When You Feel Ready to Reconnect With Friends After Years of Illness
I feel like I’m “awakening” after over 10 years of illness. Not to say I’m totally well yet, but I am coming alive enough to start being an active part of the world. I have a tugging desire to reconnect with all those who have gone on with their lives, while I’ve been “asleep.” It’s like I want to pick up the phone and call people and laugh about something that happened 15 years ago, which to me is yesterday, because time stood still during these sick years. If I pick up the phone and make that call, my best of friends, my former colleagues, my doctoral cohort, will anyone even remember who I am?
At times I have an intense sadness over all that I’ve lost. At times I wish my own children had been able to grow up with the former me. But then I realize how blessed I’ve really been through these years, to be able to learn all that I have. I’ve been able to sit back and watch and marvel at things that rushed by me before, appreciate humankind and life around me from a raw new perspective. I’ve learned to fully appreciate life, to open up my heart and see love in anyone and everything, to connect with amazing people who are going to change the world – those I never would have otherwise met. I’ve become so much more aware. I am thankful to have transformed into the person I am today. I’m still healing, but I have a new heart and mind.

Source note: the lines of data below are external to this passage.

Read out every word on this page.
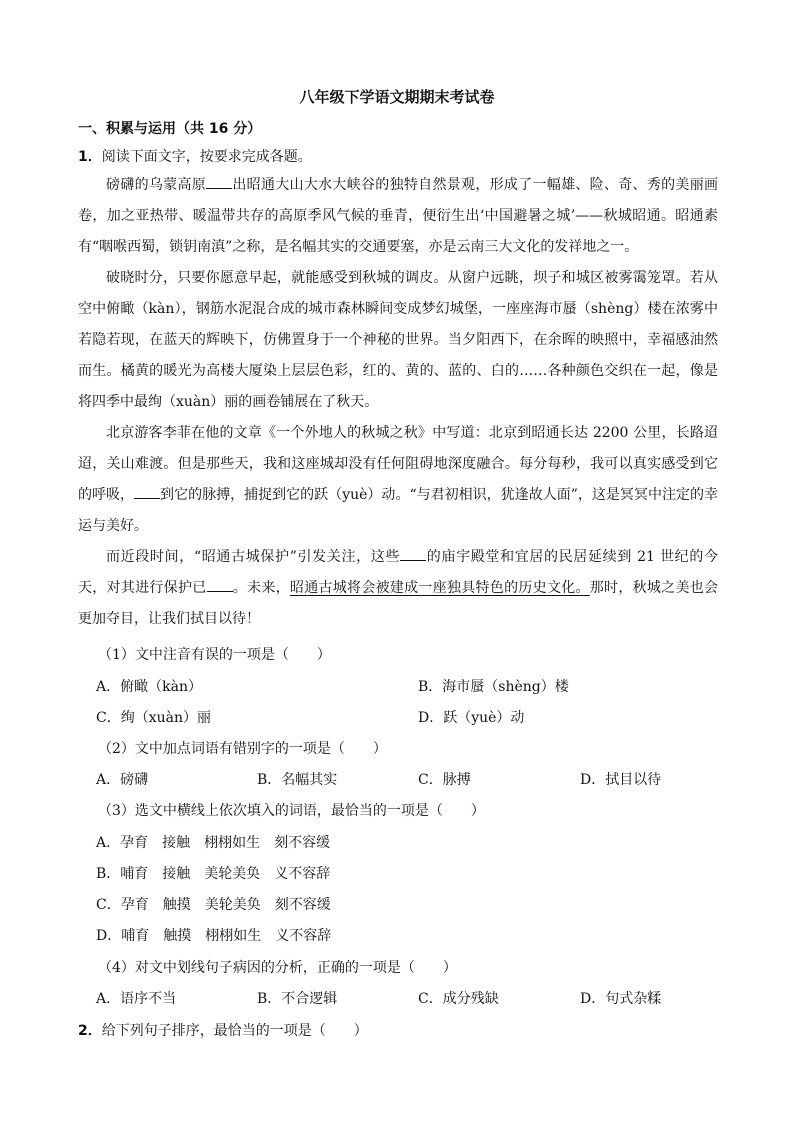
八年级下学语文期期末考试卷
一、积累与运用（共 16 分）
1．阅读下面文字，按要求完成各题。

磅礴的乌蒙高原 出昭通大山大水大峡谷的独特自然景观，形成了一幅雄、险、奇、秀的美丽画卷，加之亚热带、暖温带共存的高原季风气候的垂青，便衍生出‘中国避暑之城’——秋城昭通。昭通素有“咽喉西蜀，锁钥南滇”之称，是名幅其实的交通要塞，亦是云南三大文化的发祥地之一。

破晓时分，只要你愿意早起，就能感受到秋城的调皮。从窗户远眺，坝子和城区被雾霭笼罩。若从空中俯瞰（kàn），钢筋水泥混合成的城市森林瞬间变成梦幻城堡，一座座海市蜃（shèng）楼在浓雾中若隐若现，在蓝天的辉映下，仿佛置身于一个神秘的世界。当夕阳西下，在余晖的映照中，幸福感油然而生。橘黄的暖光为高楼大厦染上层层色彩，红的、黄的、蓝的、白的……各种颜色交织在一起，像是将四季中最绚（xuàn）丽的画卷铺展在了秋天。

北京游客李菲在他的文章《一个外地人的秋城之秋》中写道：北京到昭通长达 2200 公里，长路迢迢，关山难渡。但是那些天，我和这座城却没有任何阻碍地深度融合。每分每秒，我可以真实感受到它的呼吸， 到它的脉搏，捕捉到它的跃（yuè）动。“与君初相识，犹逢故人面”，这是冥冥中注定的幸运与美好。

而近段时间，“昭通古城保护”引发关注，这些 的庙宇殿堂和宜居的民居延续到 21 世纪的今天，对其进行保护已 。未来，昭通古城将会被建成一座独具特色的历史文化。那时，秋城之美也会更加夺目，让我们拭目以待！

（1）文中注音有误的一项是（　　）
A．俯瞰（kàn）	B．海市蜃（shèng）楼
C．绚（xuàn）丽	D．跃（yuè）动
（2）文中加点词语有错别字的一项是（　　）
A．磅礴	B．名幅其实	C．脉搏	D．拭目以待
（3）选文中横线上依次填入的词语，最恰当的一项是（　　）
A．孕育　接触　栩栩如生　刻不容缓
B．哺育　接触　美轮美奂　义不容辞
C．孕育　触摸　美轮美奂　刻不容缓
D．哺育　触摸　栩栩如生　义不容辞
（4）对文中划线句子病因的分析，正确的一项是（　　）
A．语序不当	B．不合逻辑	C．成分残缺	D．句式杂糅
2．给下列句子排序，最恰当的一项是（　　）
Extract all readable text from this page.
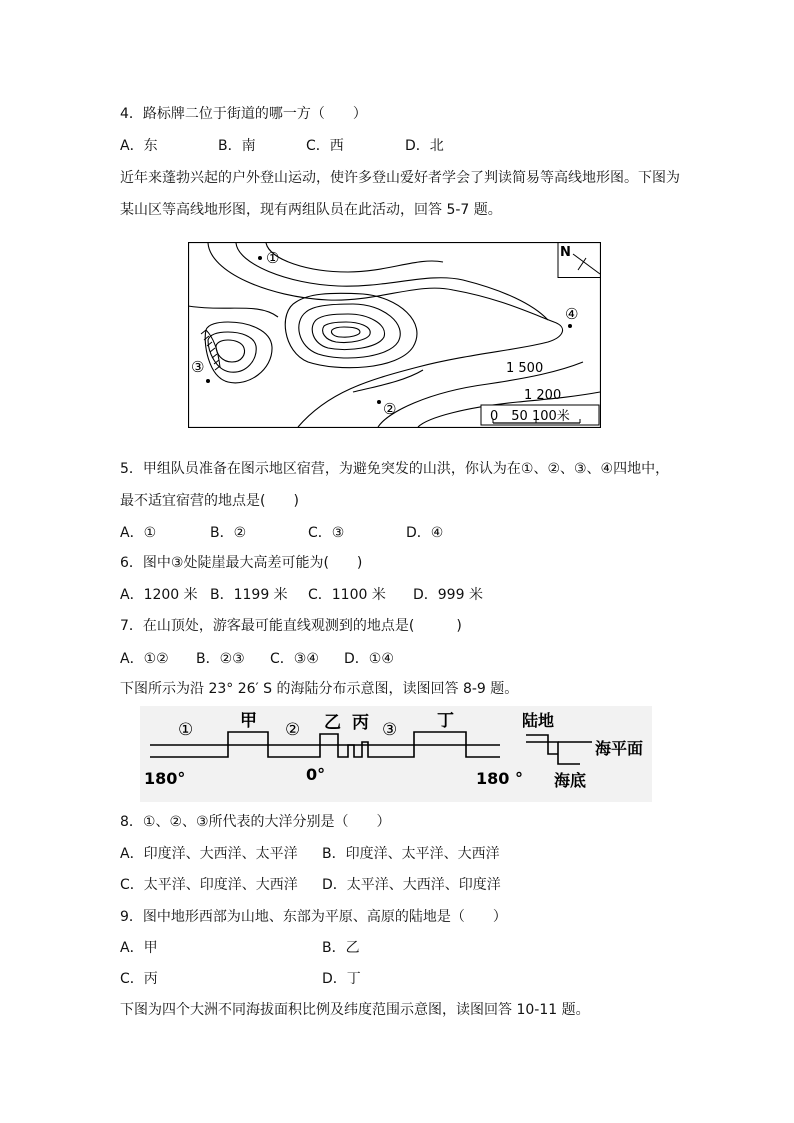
4．路标牌二位于街道的哪一方（　　）
A．东	B．南	C．西	D．北
近年来蓬勃兴起的户外登山运动，使许多登山爱好者学会了判读简易等高线地形图。下图为
某山区等高线地形图，现有两组队员在此活动，回答 5-7 题。
N
①
②
③
④
1 500
1 200
0　50 100米
5．甲组队员准备在图示地区宿营，为避免突发的山洪，你认为在①、②、③、④四地中，
最不适宜宿营的地点是(　　)
A．①	B．②	C．③	D．④
6．图中③处陡崖最大高差可能为(　　)
A．1200 米 B．1199 米 C．1100 米 D．999 米
7．在山顶处，游客最可能直线观测到的地点是(　　　)
A．①② B．②③ C．③④ D．①④
下图所示为沿 23° 26′ S 的海陆分布示意图，读图回答 8-9 题。
①	甲 ② 乙 丙 ③ 丁
180°	0°	180 °
陆地
海平面
海底
8．①、②、③所代表的大洋分别是（　　）
A．印度洋、大西洋、太平洋 B．印度洋、太平洋、大西洋
C．太平洋、印度洋、大西洋 D．太平洋、大西洋、印度洋
9．图中地形西部为山地、东部为平原、高原的陆地是（　　）
A．甲	B．乙
C．丙	D．丁
下图为四个大洲不同海拔面积比例及纬度范围示意图，读图回答 10-11 题。
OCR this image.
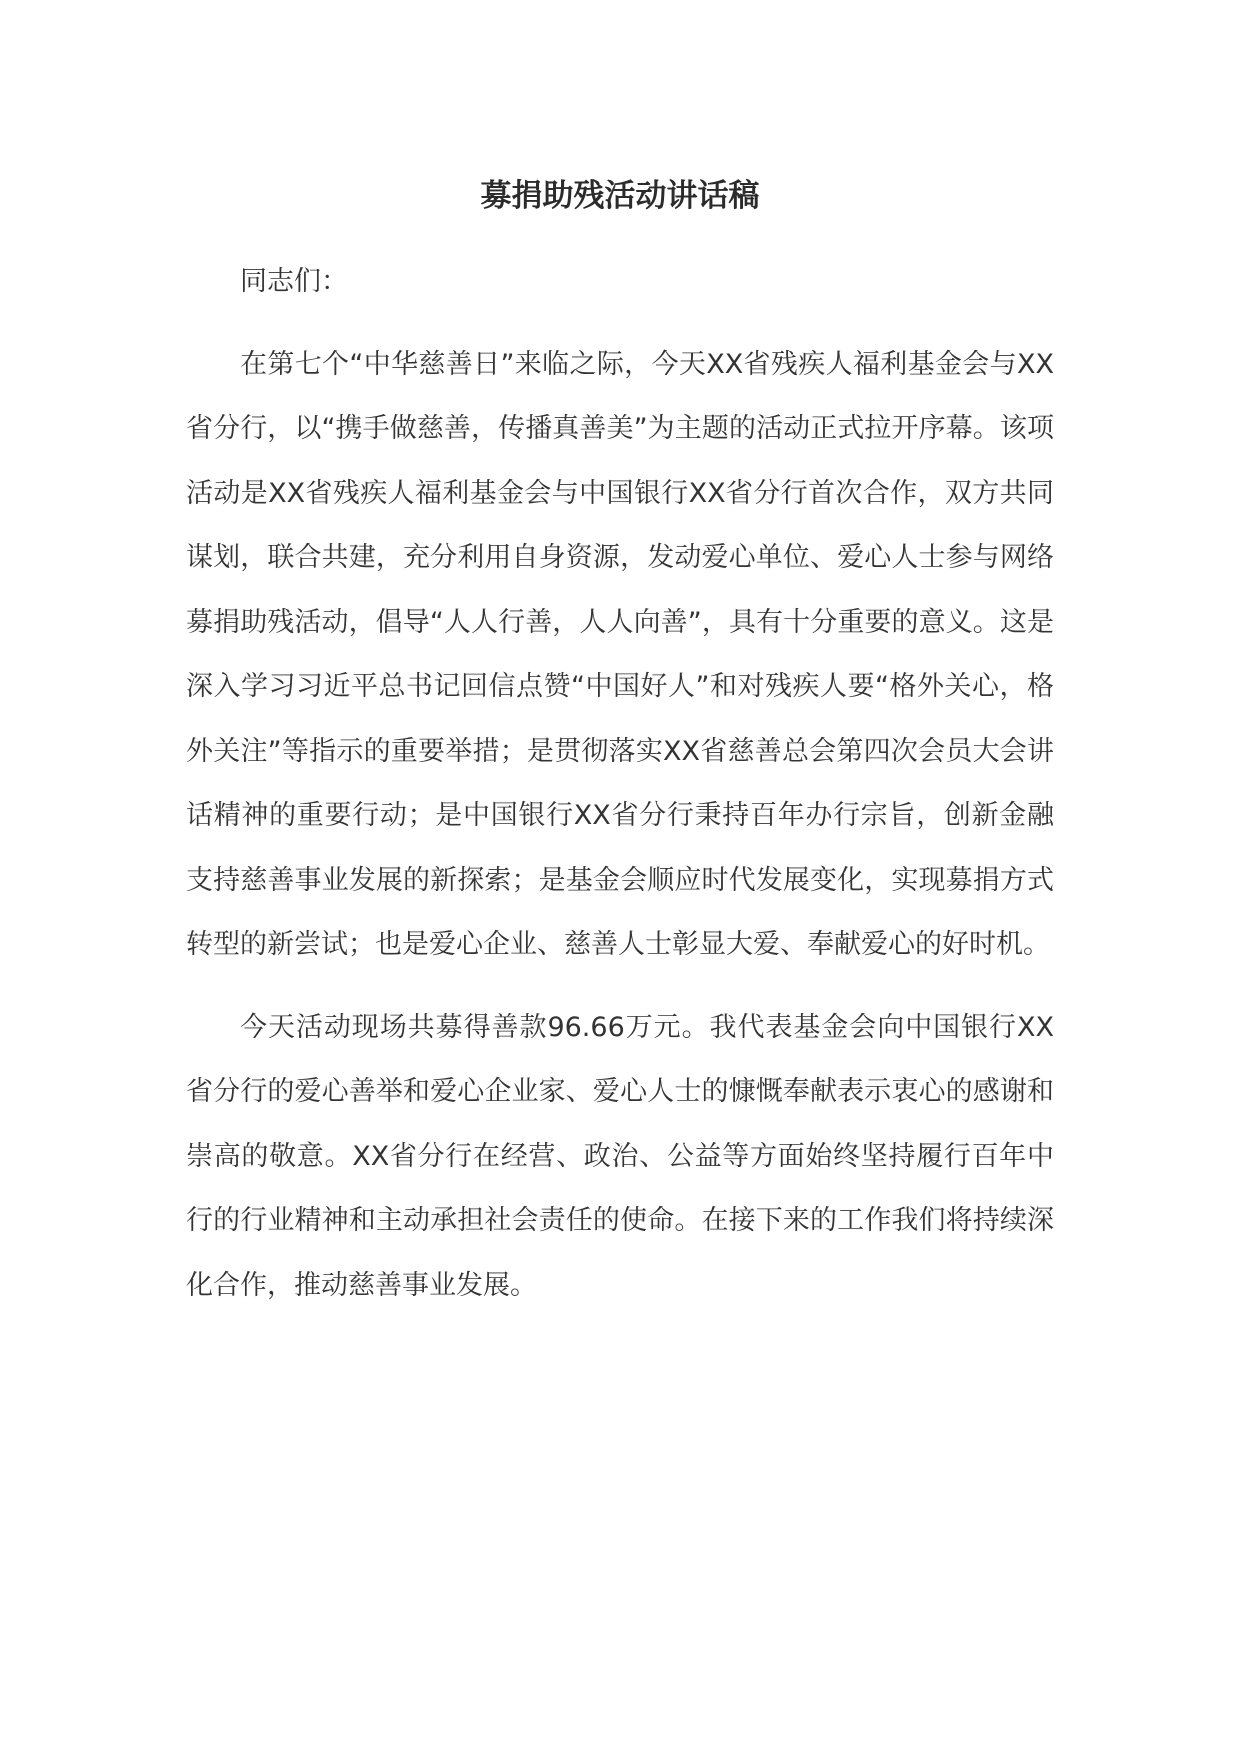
募捐助残活动讲话稿

同志们：

在第七个“中华慈善日”来临之际，今天XX省残疾人福利基金会与XX省分行，以“携手做慈善，传播真善美”为主题的活动正式拉开序幕。该项活动是XX省残疾人福利基金会与中国银行XX省分行首次合作，双方共同谋划，联合共建，充分利用自身资源，发动爱心单位、爱心人士参与网络募捐助残活动，倡导“人人行善，人人向善”，具有十分重要的意义。这是深入学习习近平总书记回信点赞“中国好人”和对残疾人要“格外关心，格外关注”等指示的重要举措；是贯彻落实XX省慈善总会第四次会员大会讲话精神的重要行动；是中国银行XX省分行秉持百年办行宗旨，创新金融支持慈善事业发展的新探索；是基金会顺应时代发展变化，实现募捐方式转型的新尝试；也是爱心企业、慈善人士彰显大爱、奉献爱心的好时机。

今天活动现场共募得善款96.66万元。我代表基金会向中国银行XX省分行的爱心善举和爱心企业家、爱心人士的慷慨奉献表示衷心的感谢和崇高的敬意。XX省分行在经营、政治、公益等方面始终坚持履行百年中行的行业精神和主动承担社会责任的使命。在接下来的工作我们将持续深化合作，推动慈善事业发展。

In a former life, before this illness, as a school principal when ushering so many students into school, I may have missed a sadness, a fear, a need for a personal connection. I may have tried to fit a dear, unique teacher into a box, missed a tear rolling down a cheek of someone turning the other way, made decisions that were influenced by outside forces instead of what I know what was right in my heart. I may not have forgiven the politics of being judged myself. I may have yelled instead of hugged.
We all need to be more kind, more compassionate, more understanding, more grateful, more appreciative, more attentive, more joyous. We need to take better care of ourselves and each other, and to make our decisions based on love, not fear. These are the things I’ve learned in my years of illness.
If I pick up the phone and call the people that I’ve kept so close to my heart, maybe they will remember me, but they won’t recognize me.